After one year, in the December of 1949, it became known that Valerie Ortega was ordering shipments of vague textbooks outside of Golden University's knowledge. Many a day, one could observe a mysterious black truck appearing on the road and inexplicably gaining access to university grounds; it would stop along the dirt road, only a number of yards away from one of the side entrances, and then Valerie would creep like a shadow to meet whomever was the driver, and they would hand to Valerie several dark books. It should be noted that, around this time, Valerie's physical form was beginning to diminish with malnourishment, and grayness always surrounded his sunken eyes.

In June of 1950, Valerie Ortega committed suicide by leaping from one of the university's high spires, to which no student should normally have access. His crippled body was found in the morning a number of hours after his rapid descent by one of his own colleagues, who was horribly shaken and appalled by the gruesome discovery. To this day, even in old age, that colleague remains unexplainably jarred by the sight — unable to sustain most basic human relations, for still he is damaged to the core.

When finally it was found prudent to pay a visit to Valerie's study, those who entered found that his fireplace was filled with the ashes of dozens of books, not to mention hundreds of pages of notes. However, the items that remained in the study gave more than enough evidence to ascertain Valerie's insanity. Intentionally, it seems, Valerie Ortega left on a wide table an array of notes and one copy of the abominable book The King in Yellow, atop which sat the pallid mask that he had discovered just a year and half prior. A chilling documentation in elegant print is as follows:

This Pallid Mask I have found with my team in Southeast Asia (specifically East Timor) has imparted upon me a cosmic awareness of something larger than we can ever know. That is why I have taken it upon myself to dissect the annexes of archaic knowledge, the sources of which are debatable at best. What I have discovered in these miserable months is the existence of a superior being who once ruled at his Immemorial City in his own realm, but whose power inverted at the advent of his sins, whatever those may have been — the tomes I have obtained in recent months have ascertained these hypotheses, especially the sole book I will leave for the discoverer's consumption: The King in Yellow. Though forbidden it may be, it has granted me insight into the key knowledge that I have lacked from the start. The words of Carcosa, the Immemorial City, and the songs of the Hyades and the King's tattered yellow robes — all of it, watched over by ominous twin suns and curious twin moons who rule over an infantry of black stars.

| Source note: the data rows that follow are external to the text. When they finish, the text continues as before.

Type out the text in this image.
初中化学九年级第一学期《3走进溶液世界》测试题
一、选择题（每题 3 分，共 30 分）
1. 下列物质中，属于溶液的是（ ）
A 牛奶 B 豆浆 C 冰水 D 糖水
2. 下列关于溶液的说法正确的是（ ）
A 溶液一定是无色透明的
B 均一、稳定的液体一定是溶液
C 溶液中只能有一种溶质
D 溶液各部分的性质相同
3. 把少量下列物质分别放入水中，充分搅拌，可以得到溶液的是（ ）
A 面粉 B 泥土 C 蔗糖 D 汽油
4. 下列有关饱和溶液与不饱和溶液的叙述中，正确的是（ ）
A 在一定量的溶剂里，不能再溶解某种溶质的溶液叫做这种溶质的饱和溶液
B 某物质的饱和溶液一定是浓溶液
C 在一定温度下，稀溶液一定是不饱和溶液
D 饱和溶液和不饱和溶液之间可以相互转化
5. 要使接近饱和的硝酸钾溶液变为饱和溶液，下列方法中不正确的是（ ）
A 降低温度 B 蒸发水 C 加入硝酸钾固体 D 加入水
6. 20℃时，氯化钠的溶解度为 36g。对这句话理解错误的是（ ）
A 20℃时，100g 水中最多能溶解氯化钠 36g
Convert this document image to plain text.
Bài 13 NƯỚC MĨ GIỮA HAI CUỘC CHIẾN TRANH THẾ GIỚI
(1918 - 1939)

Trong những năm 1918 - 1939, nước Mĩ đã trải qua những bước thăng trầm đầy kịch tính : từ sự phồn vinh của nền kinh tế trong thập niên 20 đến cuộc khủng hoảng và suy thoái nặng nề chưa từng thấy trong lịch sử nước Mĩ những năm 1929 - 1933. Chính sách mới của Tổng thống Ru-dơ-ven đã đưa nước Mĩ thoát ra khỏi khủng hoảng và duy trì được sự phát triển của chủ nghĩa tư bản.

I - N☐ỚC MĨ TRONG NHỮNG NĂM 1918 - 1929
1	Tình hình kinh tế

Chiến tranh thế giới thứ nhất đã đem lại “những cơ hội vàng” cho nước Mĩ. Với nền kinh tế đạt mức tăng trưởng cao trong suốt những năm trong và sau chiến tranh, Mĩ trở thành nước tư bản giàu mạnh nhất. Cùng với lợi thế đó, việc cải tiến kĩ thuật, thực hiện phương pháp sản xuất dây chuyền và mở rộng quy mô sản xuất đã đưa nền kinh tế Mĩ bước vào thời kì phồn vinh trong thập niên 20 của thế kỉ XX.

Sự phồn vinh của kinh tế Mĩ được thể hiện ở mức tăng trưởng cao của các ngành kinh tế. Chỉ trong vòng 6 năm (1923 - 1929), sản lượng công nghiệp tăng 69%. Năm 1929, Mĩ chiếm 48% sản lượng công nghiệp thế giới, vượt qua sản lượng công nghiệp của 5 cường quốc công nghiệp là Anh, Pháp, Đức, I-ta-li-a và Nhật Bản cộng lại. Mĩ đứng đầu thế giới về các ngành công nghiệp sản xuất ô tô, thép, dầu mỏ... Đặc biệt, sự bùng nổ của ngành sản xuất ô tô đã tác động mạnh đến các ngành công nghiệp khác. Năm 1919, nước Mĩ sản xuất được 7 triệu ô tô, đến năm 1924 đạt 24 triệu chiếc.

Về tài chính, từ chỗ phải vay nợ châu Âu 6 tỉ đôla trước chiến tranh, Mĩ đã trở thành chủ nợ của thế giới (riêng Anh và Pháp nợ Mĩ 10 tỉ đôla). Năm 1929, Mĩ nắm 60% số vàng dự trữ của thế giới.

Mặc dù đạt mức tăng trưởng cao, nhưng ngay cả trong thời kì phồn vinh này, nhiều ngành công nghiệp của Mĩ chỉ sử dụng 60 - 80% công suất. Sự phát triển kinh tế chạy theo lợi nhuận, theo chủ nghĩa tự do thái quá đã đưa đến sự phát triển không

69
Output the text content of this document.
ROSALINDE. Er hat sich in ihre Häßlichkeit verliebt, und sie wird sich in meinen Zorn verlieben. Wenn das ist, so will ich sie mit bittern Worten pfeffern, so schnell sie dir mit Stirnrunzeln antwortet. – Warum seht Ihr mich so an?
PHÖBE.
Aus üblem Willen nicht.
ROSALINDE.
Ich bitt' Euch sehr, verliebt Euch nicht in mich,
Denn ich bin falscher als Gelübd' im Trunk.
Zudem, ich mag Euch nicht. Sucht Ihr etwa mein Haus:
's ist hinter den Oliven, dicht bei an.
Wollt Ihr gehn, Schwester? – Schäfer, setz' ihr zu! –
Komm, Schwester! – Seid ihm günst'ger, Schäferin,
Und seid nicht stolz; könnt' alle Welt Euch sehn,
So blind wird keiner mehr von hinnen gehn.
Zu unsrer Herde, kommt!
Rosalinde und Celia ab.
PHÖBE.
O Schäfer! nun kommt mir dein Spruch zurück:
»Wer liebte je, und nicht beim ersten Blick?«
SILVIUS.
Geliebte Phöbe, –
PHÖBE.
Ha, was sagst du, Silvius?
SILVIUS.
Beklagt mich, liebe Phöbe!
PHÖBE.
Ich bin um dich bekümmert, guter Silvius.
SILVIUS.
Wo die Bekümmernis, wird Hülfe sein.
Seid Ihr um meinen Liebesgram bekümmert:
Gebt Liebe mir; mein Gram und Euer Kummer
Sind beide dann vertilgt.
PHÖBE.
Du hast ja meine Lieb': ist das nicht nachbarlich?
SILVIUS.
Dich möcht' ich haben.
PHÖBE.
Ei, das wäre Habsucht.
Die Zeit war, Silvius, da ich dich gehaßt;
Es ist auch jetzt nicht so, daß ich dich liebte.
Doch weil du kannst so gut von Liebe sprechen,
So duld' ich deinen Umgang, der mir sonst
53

I apologize for the omission of the majority of my collection, but I do not feel that the world is ready for what I've learned. Myself I have ended because I am not ready for the knowledge. The weighing power of Hastur, the Yellow King, is pressing upon my very core, and I feel his pulsing otherworldly presence at every corner and in every shadow. I know that my death will not relinquish his influence, but it will at least take him farther away from this world.